For Artwork in Focus we explore individual artworks, critiquing their style and discussing their socio-political context. Today we look at Tower Shaped Casket (12th century) by an Unidentified Artist.
About the Work
Title : Tower Shaped Casket
Artist : Unidentified Artist
Year : 12th century
Medium : Ivory plaques mounted on oak, with gilt bronze fittings
Dimensions : 28 x 22.5 x 22.5 cm (11 x 8 7/8 x 8 7/8 in.)
Location : Harvard Art Museums, Cambridge, Massachusetts.
During the Middle Ages, it was common for the Catholic Church as an institution to commission works and objets d’art. These were subsequently either used for decoration or ritual in the church. Artists creating these works would use the finest and richest materials to create them, since they were for the Church. Ivory and gold were commonly used, among other precious stones.

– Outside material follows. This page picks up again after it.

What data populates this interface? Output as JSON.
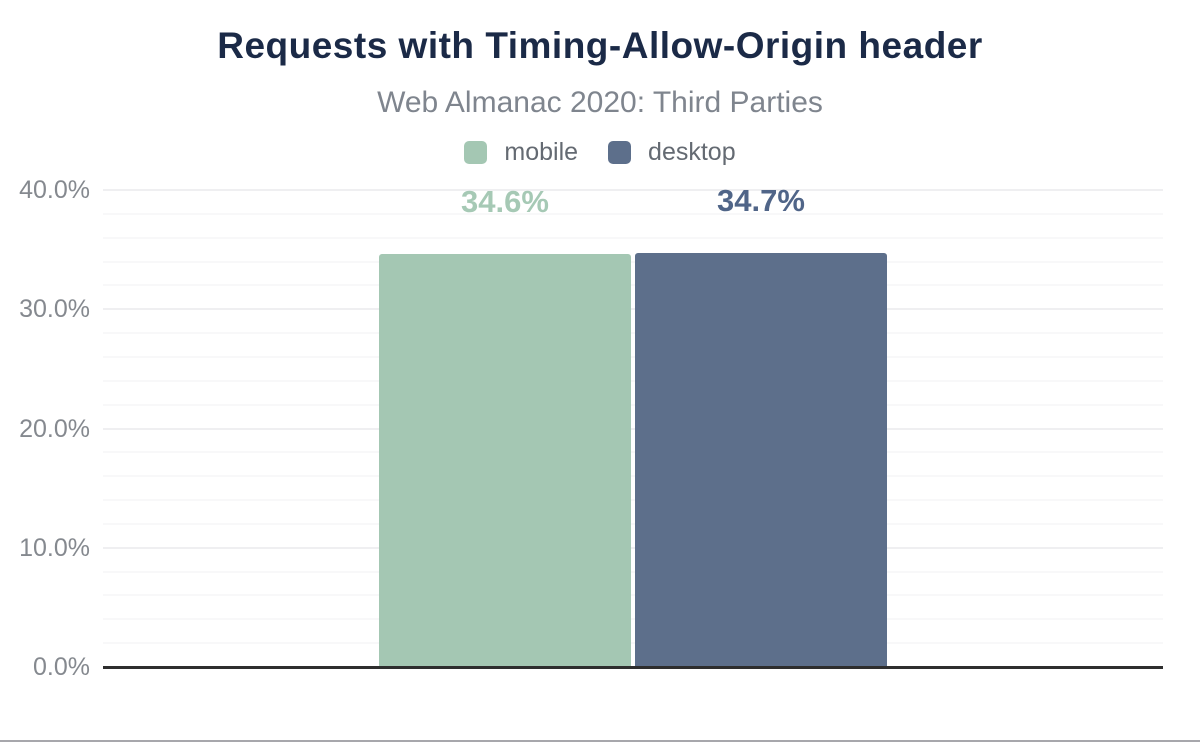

According to the digital archive of the Harvard Art Museums :
“The distinctive five-lobed handle and ornamental latch of this box, made of ivory plaques set around a wooden core, are typical of a group of objects made in Sicily in the twelfth century, when the island was under Norman Christian rule…The box eventually became part of what is known as the Guelph Treasure, a hoard of objects housed for over nine hundred years in the Cathedral of Saint Blaise, in Brunswick, Germany.”
This box was most probably used to hold jewelry, or as a wedding box. It was sold by the descendants of the Duke of Brunswick to the Museum.
Unidentified Artist’s Tower Shaped Casket is housed in the Harvard Art Museums in Room 2440. It is part of the museum’s collection of Medieval Art.